If you find yourself discouraged because of unfavorable circumstances, do what the psalmist did. Call to mind that Jehovah will not forsake his servants. He will come to your aid. Still, you may sense keenly the undesirable effects of your trials. This does not mean that you have lost faith. Though the psalmist was confident that Jehovah would come to his rescue, he still experienced grief. Why, the very surroundings in the area of his exile, though beautiful in themselves, reminded him of his sad plight! We read: “Watery deep to watery deep is calling at the sound of your (water)spouts. All your breakers and your waves—over me they have passed.”—Ps. 42:7.
These words may be descriptive of what happens when the snows of Mount Hermon melt. Tremendous waterfalls are created and these pour into the Jordan, causing it to swell. One wave seems to speak to another wave. This impressive display of power reminded the psalmist of his being overwhelmed by affliction as if being engulfed by a flood.
Next, he again expresses his confidence in the Most High, saying: “By day Jehovah will command his loving-kindness, and by night his song will be with me; there will be prayer to the God of my life.” (Ps. 42:8) The Korahite Levite does not doubt that Jehovah will express His loving-kindness or active compassionate concern for him, bringing relief. This will enable him to praise Jehovah in song and to offer a prayer of thanksgiving.
Still, the psalmist cannot escape from thinking about the distressing situation of the present. He continues: “I will say to God my crag: ‘Why have you forgotten me?
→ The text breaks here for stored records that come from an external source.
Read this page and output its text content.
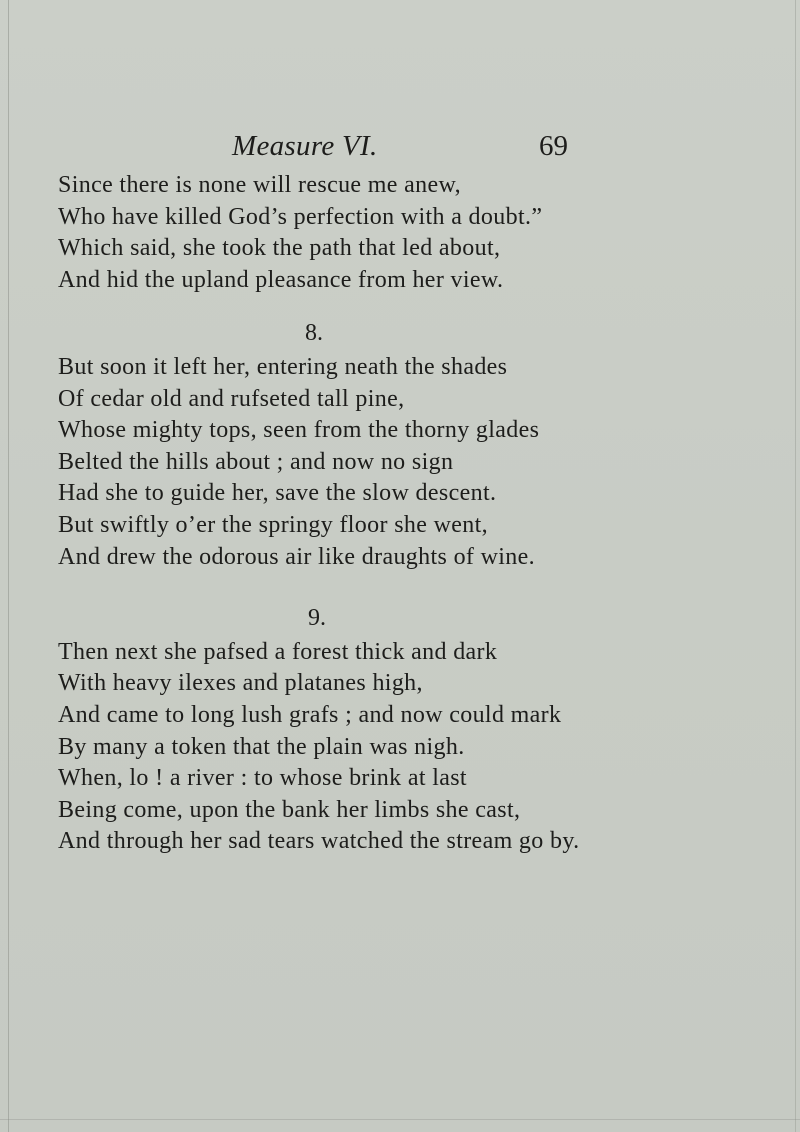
Measure VI.	69
Since there is none will rescue me anew,
Who have killed God’s perfection with a doubt.”
Which said, she took the path that led about,
And hid the upland pleasance from her view.
8.
But soon it left her, entering neath the shades
Of cedar old and rufseted tall pine,
Whose mighty tops, seen from the thorny glades
Belted the hills about ; and now no sign
Had she to guide her, save the slow descent.
But swiftly o’er the springy floor she went,
And drew the odorous air like draughts of wine.
9.
Then next she pafsed a forest thick and dark
With heavy ilexes and platanes high,
And came to long lush grafs ; and now could mark
By many a token that the plain was nigh.
When, lo ! a river : to whose brink at last
Being come, upon the bank her limbs she cast,
And through her sad tears watched the stream go by.
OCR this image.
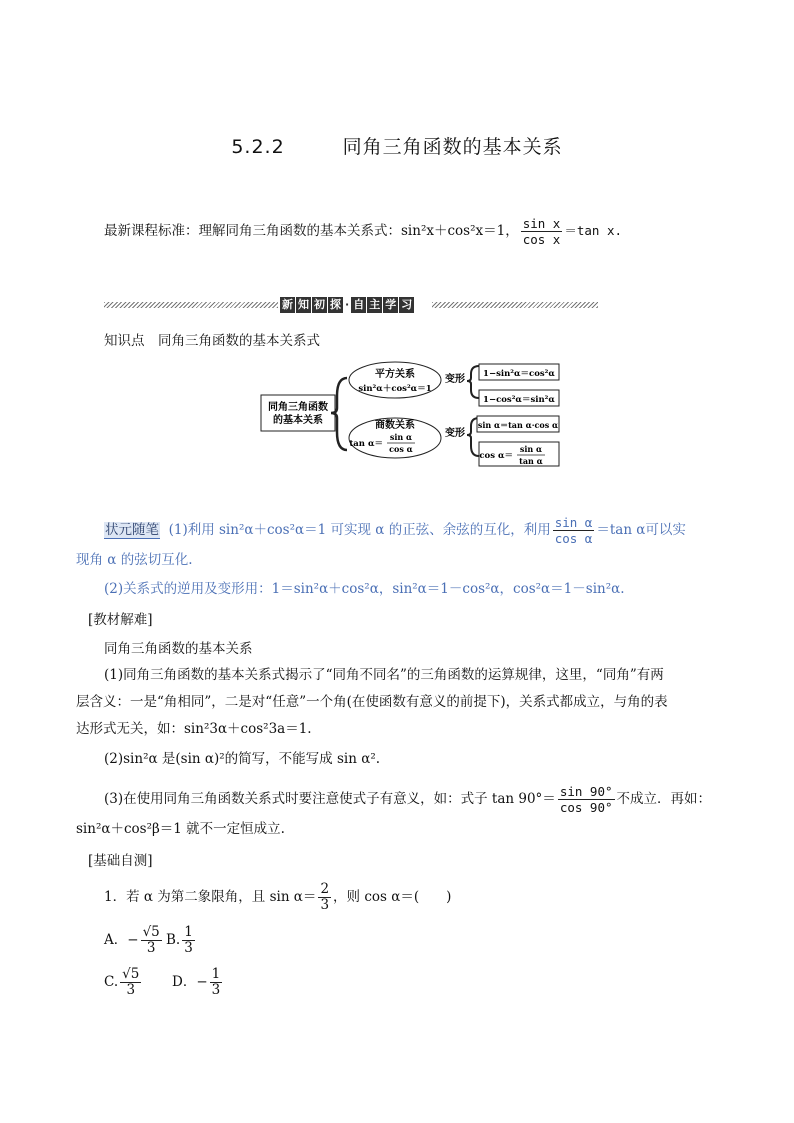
5.2.2	同角三角函数的基本关系
最新课程标准：理解同角三角函数的基本关系式：sin²x＋cos²x＝1， $\frac{\text{sin x}}{\text{cos x}} =\tan$ x.
新 知 初 探 · 自 主 学 习
知识点　同角三角函数的基本关系式
同角三角函数
的基本关系
平方关系
sin²α＋cos²α＝1
商数关系
tan α＝
sin α
cos α
变形
变形
1−sin²α＝cos²α
1−cos²α＝sin²α
sin α＝tan α·cos α
cos α＝
sin α
tan α
状元随笔 (1)利用 sin²α＋cos²α＝1 可实现 α 的正弦、余弦的互化，利用 $\frac{\text{sin α}}{\text{cos α}} =\tan$ α可以实
现角 α 的弦切互化.
(2)关系式的逆用及变形用：1＝sin²α＋cos²α，sin²α＝1－cos²α，cos²α＝1－sin²α.
[教材解难]
同角三角函数的基本关系
(1)同角三角函数的基本关系式揭示了“同角不同名”的三角函数的运算规律，这里，“同角”有两
层含义：一是“角相同”，二是对“任意”一个角(在使函数有意义的前提下)，关系式都成立，与角的表
达形式无关，如：sin²3α＋cos²3a＝1.
(2)sin²α 是(sin α)²的简写，不能写成 sin α².
(3)在使用同角三角函数关系式时要注意使式子有意义，如：式子 $\tan 90^\circ= \frac{\sin 90^\circ}{\cos 90^\circ}$ 不成立．再如：
sin²α＋cos²β＝1 就不一定恒成立.
[基础自测]
1．若 α 为第二象限角，且 $\sin \alpha= \frac{2}{3}$ ，则 cos α＝(　　)
A．− $\frac{√5}{3} B$. $\frac{1}{3}$
C. $\frac{√5}{3}$ D．− $\frac{1}{3}$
Why do I walk sad because of the oppression of the enemy?’ With murder against my bones those showing hostility to me have reproached me, while they say to me all day long: ‘Where is your God?’ Why are you in despair, O my soul, and why are you boisterous within me?”—Ps. 42:9-11a.
Though the psalmist viewed Jehovah as a mighty crag where one could find safety when pursued by the enemy, he does wonder why he was seemingly forsaken. Yes, the Most High had permitted him to continue being sad or dejected while the enemy exulted in triumph. The psalmist speaks of himself as being reproached in a hateful way. So vicious was the derision that it could be likened to ‘murder against the psalmist’s bones’ or against his very frame. Hence, he again raised the question as to why he was so troubled. But he did not waver in faith, for he concluded: “Wait for God, for I shall yet laud him as the grand salvation of my person and as my God.”—Ps. 42:11b.
Regardless of what may befall us, may we, like the psalmist, continue to look to Jehovah God for help. May we also highly appreciate whatever spiritual association we may now enjoy with others.